Pursuant to Connecticut Practice Book § 17-49, summary judgment "shall be rendered forthwith if the pleadings, affidavits and any other proof submitted show that there is no genuine issue as to any material fact that the moving party is entitled to judgment as a matter of law." A material fact is one that will make a difference in the outcome of the case. Yanow v. Teal Industries, Inc., 178 Conn. 262, 268 (1979). Summary judgment should be granted if the "moving party would be entitled to a directed verdict on the same facts." Wilson v. New Haven, 213 Conn. 277, 279-80 (1989). "The motion for summary judgment is designed to eliminate the delay and expense of litigating an issue when there is no real issue to be tried." Id. at 279.

"The party seeking summary judgment has the burden of showing the absence of any genuine issue as to all the material facts which, under applicable principles of substantive law, entitled [that party] to a judgment as a matter of law." (Internal quotation marks omitted.) Suarez v. Dickmont Plastics Corp., 229 Conn. 99, 105 (1994). "Although the moving party has the burden of presenting evidence that shows the absence of any genuine issue of material fact, the opposing party must substantiate its adverse claim with evidence disclosing the existence of such an issue." Haesche v.
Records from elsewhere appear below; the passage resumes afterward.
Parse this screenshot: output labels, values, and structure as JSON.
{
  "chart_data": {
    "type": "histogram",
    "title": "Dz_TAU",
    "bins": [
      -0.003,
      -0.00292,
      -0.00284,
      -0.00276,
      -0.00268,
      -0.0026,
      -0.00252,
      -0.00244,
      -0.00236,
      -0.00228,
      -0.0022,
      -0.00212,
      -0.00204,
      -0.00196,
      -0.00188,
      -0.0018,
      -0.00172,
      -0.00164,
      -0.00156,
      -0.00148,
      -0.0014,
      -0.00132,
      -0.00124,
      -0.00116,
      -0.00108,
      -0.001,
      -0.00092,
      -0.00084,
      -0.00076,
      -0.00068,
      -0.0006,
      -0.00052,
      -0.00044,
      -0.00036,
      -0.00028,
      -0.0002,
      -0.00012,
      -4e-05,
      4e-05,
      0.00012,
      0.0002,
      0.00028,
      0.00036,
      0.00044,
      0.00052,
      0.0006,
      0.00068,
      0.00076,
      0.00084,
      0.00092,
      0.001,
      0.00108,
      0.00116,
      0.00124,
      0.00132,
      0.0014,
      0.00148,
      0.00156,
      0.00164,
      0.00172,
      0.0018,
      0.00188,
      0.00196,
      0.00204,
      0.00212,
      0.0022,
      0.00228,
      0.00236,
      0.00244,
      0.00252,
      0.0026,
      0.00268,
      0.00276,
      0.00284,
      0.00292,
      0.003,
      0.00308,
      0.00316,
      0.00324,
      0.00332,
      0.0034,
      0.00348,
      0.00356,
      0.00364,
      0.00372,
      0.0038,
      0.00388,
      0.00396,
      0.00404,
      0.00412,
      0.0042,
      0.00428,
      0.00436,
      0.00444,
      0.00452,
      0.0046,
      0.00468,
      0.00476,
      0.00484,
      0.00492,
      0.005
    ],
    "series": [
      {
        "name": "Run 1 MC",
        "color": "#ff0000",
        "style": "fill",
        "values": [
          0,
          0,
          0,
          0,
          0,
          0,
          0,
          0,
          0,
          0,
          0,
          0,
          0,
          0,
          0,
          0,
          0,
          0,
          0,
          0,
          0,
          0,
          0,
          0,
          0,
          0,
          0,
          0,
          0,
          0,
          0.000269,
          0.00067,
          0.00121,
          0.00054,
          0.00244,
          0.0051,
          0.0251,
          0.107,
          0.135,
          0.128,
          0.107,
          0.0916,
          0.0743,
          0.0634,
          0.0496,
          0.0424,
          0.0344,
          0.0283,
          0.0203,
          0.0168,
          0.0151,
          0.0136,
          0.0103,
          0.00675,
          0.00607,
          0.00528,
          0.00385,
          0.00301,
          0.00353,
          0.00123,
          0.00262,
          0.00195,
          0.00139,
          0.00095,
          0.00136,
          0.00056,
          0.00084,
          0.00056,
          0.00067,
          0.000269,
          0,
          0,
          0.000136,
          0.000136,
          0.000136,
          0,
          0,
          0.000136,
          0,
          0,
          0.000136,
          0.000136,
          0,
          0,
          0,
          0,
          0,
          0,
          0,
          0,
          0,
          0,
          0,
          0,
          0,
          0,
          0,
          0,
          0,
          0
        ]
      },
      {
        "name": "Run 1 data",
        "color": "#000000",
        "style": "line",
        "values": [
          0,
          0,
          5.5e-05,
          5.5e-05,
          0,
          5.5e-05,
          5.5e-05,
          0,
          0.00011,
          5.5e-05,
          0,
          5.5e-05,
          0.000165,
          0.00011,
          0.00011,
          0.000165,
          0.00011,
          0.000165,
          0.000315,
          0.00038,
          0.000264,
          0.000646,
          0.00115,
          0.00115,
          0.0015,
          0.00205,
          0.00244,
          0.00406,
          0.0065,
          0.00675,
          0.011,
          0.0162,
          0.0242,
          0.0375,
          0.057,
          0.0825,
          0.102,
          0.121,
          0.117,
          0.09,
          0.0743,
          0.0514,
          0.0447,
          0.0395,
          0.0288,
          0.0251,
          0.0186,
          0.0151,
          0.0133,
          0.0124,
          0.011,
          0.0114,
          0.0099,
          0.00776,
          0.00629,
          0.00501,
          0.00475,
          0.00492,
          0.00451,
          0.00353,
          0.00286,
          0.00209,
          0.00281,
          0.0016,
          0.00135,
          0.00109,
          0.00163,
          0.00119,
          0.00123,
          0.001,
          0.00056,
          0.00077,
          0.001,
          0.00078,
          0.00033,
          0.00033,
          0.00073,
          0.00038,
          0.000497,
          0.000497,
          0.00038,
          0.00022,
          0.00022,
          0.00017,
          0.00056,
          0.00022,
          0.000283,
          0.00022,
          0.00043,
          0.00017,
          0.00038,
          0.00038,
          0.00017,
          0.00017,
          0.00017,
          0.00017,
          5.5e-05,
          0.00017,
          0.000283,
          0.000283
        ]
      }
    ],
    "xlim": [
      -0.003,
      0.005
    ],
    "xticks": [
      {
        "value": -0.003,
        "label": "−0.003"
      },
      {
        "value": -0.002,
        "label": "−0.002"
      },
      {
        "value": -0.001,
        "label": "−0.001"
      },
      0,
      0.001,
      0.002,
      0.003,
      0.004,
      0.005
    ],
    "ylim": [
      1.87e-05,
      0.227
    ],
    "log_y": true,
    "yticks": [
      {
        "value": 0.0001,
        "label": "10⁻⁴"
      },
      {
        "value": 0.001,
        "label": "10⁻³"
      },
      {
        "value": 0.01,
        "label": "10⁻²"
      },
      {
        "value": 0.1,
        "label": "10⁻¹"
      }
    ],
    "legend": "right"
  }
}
Kissner, 229 Conn. 213, 217 (1994) "Mere assertions of fact . . . are insufficient to establish the existence of a material fact and, therefore, cannot refute evidence properly presented to the court." Bartha v. Waterbury House Wrecking Co., Inc., 190 Conn. 8, 12 (1983).

As to the retroactivity of Craig, no appellate court decision has been issued but several Superior Courts have had the opportunity to discuss the issue. This court, after reviewing the cases submitted and the argument of counsel, agrees with line of cases that have found that Craig, should not be applied retroactively. In particular the court adopts the reasoning of Moraghan, JTR found in Stavola v. Costa, CV03-0350462S Judicial District of Danbury, (Jan. 18, 2005) 38 Conn. L. Rptr. 530. The court further finds that the substantive rights of the plaintiff were established on the date of the incident, Champagne v. Raybestos-Manhattan Inc., 212 Conn. 509, 520-21 (1989), in this case April 19, 2000. Since no common law cause of action for negligence existed in April 2000 and the Connecticut legislature has specifically prohibited by Public Act 03-91 a cause of action based on negligence, the court finds that no factual issue exists. The plaintiff is clearly barred from pursuing an action based on common law negligence. The plaintiff's motion for summary judgment as to Counts One and Two of the amended complaint is granted.

As to Count Three which alleges negligent supervision which is not dependent on intoxication, the court finds there is a genuine issue of material fact as to the whether the defendants breached a duty owed to a patron of the cafe. The defendants' motion for summary judgment as to count three is denied.